The blood was remove from us via the normal blood donor permanent centre in the centre of B'ham. upstairs (or lift!) through what used to be the Royal College of Arts entrance at the 'Floozy in the jacuzzi' end of New Street. They moved there years ago now from their old premises above the Nationwide in Waterloo Street, where I amongst plenty of others from our office used to donate blood before I was diabetic. I soon made sure I volunteered for that. The bulk of each visit was just as if you were just donating a normal 'pinta' then when the bag was full, Jeremy from Wolfson would be called onto the floor beside you to fill two of the usual HbA1c vials we're all used to having taken wherever we have them taken for that purpose. Then he loaded the bag and the vials into his filling coolbox, to transport them all back to Wolfson, not far away from the city centre. There, each pinta would be divided up into 600 other individually labelled normal HbA1c vials and sent off to labs either in the UK or abroad. One of the two he'd specifically taken whilst your blood was freely flowing would be tested by Wolfson, and the other retained there for the duration just in case more than X% of those labs reported markedly different results from their first one. The desire result from all the labs was that every result reported to them, should match their result. It didn't actually concern the Unit what the actual result happened to be and the donor never got to discover that, neither was it reported to the NHS. You could give within a month of having blood taken for any test and preferably shouldn't have a normal blood test for anything whatever, within 3 or 4 months thereafter or if you needed one, should tell the medic ordering that test that you'd donated blood on that date.
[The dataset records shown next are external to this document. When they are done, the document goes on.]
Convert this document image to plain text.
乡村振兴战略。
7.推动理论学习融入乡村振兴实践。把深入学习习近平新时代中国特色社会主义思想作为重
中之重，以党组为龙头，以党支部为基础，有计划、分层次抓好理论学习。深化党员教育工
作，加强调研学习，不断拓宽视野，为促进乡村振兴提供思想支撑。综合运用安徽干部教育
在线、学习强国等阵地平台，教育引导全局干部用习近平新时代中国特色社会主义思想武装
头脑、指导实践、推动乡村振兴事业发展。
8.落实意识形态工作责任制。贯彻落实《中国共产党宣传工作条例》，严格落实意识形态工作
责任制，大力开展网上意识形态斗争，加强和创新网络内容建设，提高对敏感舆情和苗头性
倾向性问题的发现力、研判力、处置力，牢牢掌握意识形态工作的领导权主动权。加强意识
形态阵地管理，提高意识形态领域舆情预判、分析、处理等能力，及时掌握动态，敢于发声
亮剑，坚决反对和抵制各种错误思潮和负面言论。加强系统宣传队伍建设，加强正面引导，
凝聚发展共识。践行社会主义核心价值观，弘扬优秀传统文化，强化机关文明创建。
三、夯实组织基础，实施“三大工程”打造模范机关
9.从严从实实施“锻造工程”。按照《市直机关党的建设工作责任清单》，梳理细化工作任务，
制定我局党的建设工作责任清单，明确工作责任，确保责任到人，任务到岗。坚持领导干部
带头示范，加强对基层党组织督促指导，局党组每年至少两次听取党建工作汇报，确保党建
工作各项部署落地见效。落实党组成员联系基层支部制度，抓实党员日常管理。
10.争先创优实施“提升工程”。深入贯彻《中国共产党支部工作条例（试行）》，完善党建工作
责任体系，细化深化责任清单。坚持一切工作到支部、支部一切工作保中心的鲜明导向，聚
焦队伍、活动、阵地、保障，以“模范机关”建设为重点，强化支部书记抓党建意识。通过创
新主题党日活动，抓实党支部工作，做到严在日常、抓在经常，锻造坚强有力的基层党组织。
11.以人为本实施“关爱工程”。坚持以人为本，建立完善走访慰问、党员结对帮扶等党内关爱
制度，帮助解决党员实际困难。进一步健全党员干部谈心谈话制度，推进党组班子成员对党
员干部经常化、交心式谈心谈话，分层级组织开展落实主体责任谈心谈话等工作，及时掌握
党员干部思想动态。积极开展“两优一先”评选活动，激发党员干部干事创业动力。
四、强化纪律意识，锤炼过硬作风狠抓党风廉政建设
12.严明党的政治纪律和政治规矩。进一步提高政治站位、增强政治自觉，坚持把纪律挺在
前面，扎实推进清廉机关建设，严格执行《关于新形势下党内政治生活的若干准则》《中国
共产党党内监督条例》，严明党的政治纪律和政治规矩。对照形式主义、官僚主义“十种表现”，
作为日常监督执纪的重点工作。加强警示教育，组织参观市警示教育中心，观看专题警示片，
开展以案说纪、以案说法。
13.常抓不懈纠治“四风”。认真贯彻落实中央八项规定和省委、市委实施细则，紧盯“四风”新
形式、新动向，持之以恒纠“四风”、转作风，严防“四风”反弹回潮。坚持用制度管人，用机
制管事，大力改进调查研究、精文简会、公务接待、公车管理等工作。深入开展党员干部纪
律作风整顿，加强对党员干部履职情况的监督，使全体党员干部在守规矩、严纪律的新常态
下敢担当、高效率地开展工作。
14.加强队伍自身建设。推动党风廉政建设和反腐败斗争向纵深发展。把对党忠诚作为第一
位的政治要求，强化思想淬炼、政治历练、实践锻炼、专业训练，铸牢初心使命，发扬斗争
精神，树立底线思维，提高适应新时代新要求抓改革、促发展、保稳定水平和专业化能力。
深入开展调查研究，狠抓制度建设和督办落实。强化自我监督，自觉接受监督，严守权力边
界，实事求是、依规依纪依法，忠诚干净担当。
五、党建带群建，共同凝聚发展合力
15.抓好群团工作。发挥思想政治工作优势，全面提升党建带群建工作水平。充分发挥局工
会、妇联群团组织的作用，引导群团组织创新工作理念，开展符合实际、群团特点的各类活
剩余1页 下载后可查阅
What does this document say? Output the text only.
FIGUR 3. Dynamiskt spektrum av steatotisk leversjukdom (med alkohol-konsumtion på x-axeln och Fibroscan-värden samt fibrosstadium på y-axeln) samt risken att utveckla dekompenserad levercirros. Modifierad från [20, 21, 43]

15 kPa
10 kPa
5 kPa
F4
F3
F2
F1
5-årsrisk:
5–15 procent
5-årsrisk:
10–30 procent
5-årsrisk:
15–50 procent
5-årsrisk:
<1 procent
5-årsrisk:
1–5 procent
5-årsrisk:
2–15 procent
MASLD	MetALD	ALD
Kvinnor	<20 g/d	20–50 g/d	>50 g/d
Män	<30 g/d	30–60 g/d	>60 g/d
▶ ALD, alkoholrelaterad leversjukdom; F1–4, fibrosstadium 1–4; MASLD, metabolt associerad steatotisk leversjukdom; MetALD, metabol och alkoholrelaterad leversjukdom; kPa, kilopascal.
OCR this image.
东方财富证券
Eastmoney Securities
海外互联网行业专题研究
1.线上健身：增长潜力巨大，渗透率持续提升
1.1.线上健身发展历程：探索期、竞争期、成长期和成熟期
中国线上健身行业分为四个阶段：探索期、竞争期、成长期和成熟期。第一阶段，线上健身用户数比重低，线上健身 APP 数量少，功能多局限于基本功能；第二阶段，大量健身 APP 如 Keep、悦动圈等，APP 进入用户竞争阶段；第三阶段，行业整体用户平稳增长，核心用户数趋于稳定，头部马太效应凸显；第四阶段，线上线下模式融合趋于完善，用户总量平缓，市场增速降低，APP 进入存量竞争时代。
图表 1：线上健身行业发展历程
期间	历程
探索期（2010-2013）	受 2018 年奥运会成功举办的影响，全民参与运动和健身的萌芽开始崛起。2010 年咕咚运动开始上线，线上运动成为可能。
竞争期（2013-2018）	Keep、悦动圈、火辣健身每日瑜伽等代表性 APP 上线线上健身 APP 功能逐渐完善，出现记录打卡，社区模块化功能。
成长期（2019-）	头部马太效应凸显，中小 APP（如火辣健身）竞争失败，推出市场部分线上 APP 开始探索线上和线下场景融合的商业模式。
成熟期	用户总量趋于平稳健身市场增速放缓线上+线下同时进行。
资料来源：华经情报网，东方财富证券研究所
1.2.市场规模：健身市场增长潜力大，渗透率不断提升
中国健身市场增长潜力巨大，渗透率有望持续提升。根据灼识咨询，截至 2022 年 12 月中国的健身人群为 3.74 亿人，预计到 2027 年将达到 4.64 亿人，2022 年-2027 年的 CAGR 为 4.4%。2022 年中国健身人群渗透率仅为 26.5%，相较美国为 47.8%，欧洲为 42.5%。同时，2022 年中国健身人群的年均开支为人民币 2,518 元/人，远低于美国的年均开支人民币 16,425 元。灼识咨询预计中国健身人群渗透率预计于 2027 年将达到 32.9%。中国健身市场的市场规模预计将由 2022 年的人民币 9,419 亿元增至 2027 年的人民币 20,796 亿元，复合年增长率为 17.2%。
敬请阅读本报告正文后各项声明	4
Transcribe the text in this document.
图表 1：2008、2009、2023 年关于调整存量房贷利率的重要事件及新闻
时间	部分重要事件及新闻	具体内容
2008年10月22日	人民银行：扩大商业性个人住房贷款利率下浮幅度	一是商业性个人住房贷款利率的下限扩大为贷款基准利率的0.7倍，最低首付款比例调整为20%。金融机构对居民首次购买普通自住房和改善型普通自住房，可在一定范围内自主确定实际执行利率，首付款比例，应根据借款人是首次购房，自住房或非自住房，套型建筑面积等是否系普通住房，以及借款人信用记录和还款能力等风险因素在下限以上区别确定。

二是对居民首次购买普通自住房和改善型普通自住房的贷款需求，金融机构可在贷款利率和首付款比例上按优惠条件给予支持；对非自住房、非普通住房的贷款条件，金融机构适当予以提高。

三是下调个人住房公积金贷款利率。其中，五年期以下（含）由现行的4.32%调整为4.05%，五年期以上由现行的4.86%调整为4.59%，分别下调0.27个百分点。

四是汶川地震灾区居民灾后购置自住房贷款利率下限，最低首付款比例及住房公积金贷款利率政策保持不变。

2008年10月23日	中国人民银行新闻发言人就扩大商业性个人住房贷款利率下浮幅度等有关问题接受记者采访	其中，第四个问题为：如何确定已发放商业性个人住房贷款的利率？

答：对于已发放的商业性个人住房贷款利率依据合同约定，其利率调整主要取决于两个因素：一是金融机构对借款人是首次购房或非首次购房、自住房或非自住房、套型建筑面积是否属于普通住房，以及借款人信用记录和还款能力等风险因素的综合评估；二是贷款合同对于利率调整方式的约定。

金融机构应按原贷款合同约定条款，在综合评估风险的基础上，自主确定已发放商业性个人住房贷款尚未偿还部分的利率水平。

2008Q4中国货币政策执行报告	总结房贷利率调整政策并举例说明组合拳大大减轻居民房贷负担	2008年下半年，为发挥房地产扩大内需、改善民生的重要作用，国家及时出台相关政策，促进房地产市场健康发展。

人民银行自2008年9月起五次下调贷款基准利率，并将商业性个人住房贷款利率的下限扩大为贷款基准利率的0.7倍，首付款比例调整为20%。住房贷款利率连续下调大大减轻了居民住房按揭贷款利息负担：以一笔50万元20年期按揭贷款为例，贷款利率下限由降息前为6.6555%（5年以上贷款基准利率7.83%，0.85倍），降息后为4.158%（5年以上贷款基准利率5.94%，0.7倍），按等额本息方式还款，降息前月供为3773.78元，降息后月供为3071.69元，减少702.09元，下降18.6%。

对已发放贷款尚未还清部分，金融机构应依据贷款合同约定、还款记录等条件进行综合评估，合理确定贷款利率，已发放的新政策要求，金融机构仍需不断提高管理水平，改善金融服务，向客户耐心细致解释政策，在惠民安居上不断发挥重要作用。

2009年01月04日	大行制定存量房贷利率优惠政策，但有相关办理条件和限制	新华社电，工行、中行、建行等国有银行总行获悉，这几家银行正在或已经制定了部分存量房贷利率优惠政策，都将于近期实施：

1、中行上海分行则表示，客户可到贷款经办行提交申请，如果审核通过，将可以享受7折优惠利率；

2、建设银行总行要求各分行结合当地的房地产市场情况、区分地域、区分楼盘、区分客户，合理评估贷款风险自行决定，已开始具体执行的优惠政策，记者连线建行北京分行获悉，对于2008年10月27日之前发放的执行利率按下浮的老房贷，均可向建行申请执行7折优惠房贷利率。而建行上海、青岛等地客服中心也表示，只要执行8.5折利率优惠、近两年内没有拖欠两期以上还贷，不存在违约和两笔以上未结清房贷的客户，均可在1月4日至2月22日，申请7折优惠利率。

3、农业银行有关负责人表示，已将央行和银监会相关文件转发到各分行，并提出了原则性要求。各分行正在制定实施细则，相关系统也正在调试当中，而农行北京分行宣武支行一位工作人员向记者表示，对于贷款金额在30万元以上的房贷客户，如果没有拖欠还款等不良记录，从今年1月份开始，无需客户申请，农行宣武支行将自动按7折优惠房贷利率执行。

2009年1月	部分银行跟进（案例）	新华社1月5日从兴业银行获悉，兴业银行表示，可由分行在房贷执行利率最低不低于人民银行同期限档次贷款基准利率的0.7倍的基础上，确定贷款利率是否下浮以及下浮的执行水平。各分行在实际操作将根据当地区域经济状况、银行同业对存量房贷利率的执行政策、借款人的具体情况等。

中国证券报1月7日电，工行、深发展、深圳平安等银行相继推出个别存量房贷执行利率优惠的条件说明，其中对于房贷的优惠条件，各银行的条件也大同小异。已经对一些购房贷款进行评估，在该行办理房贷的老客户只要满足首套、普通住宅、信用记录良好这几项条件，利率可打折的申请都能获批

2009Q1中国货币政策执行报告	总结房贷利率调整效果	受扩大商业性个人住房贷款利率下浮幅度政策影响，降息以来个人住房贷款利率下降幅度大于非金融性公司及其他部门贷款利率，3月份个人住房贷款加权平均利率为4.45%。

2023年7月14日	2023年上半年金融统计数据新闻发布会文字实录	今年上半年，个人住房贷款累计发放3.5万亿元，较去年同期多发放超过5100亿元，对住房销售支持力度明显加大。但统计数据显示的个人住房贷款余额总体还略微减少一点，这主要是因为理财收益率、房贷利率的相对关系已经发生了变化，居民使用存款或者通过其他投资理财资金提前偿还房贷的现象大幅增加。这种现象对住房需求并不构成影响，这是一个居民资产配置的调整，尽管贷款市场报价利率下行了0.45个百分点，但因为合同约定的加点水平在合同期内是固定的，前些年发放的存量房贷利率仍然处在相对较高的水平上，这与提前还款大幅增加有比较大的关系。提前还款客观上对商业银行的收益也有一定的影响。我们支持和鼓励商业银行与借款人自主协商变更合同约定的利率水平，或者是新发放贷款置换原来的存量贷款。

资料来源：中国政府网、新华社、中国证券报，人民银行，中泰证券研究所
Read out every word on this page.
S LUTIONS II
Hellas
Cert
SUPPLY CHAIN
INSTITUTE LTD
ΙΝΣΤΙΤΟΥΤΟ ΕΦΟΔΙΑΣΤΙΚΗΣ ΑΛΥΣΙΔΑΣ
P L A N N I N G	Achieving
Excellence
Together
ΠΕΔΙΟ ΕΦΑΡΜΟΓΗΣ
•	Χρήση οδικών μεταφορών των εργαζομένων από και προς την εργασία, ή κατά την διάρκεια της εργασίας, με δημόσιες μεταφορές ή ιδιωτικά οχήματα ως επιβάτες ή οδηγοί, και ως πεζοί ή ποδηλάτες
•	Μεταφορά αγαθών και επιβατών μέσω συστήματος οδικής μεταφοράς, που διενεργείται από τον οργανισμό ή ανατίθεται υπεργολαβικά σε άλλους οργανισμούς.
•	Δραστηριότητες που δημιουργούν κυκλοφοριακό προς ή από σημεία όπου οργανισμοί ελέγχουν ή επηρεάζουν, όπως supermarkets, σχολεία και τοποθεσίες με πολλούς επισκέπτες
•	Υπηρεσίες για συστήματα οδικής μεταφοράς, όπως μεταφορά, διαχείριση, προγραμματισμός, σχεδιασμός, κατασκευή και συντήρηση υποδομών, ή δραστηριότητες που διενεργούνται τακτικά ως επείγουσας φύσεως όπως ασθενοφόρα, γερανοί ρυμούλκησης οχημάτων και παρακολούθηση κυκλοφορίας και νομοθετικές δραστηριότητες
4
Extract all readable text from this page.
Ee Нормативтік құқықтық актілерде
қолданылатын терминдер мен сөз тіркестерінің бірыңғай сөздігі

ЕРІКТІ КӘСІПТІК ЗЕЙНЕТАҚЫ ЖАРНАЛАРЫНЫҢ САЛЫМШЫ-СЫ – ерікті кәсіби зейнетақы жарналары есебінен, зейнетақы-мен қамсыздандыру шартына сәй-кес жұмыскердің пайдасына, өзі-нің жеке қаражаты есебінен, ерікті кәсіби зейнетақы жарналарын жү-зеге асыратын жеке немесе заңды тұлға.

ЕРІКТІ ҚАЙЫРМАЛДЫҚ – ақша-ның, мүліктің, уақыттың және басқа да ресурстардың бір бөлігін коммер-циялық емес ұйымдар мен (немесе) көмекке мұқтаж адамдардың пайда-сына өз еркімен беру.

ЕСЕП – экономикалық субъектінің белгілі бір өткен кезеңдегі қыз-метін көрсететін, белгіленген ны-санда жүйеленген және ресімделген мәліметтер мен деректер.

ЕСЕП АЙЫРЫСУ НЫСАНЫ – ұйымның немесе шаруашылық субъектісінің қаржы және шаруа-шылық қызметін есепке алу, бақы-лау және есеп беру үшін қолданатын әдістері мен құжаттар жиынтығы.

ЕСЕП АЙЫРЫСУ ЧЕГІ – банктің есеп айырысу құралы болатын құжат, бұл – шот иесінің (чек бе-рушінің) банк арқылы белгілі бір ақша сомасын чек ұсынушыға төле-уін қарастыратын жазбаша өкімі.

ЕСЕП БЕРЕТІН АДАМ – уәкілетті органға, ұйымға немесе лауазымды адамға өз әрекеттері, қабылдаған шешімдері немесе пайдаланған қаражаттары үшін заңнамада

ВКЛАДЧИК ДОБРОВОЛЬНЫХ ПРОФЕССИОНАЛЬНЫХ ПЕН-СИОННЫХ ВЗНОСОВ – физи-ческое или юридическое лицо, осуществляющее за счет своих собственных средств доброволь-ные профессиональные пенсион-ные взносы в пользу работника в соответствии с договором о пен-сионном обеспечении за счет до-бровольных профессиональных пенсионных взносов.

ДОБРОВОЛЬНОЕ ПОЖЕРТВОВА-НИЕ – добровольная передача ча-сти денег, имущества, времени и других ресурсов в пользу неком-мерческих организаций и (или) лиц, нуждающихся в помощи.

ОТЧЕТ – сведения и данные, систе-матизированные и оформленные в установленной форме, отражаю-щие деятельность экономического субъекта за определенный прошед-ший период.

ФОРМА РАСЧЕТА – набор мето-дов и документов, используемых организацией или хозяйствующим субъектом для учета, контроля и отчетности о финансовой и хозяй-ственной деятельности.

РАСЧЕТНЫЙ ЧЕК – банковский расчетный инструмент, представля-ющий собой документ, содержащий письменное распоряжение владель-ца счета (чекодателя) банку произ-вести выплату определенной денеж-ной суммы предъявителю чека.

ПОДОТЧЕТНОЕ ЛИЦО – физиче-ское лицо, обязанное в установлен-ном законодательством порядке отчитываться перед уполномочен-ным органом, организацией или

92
Then of course the powers that be found out that some donors were T1 - and stopped us donating - which was why I'd had to stop donating in 1972! Made everyone cross, that - us and the Wolfson - cos every person needs their flippin' lab test results to be correctly reported, don't we?

It was (personally) heartening during that phone call from J telling me it had to stop, when he said that generally T1 results amongst 'us lot' had been a lot more 'sensible' numbers than the T2 ones, which ranged far and wide! I commented on behalf of T2s, that it amply demonstrated the lack of close personal advice given by the NHS to an awful lot of T2 folk, then, didn't it? LOL

Used to enjoy my day out in my old daily stamping ground, too!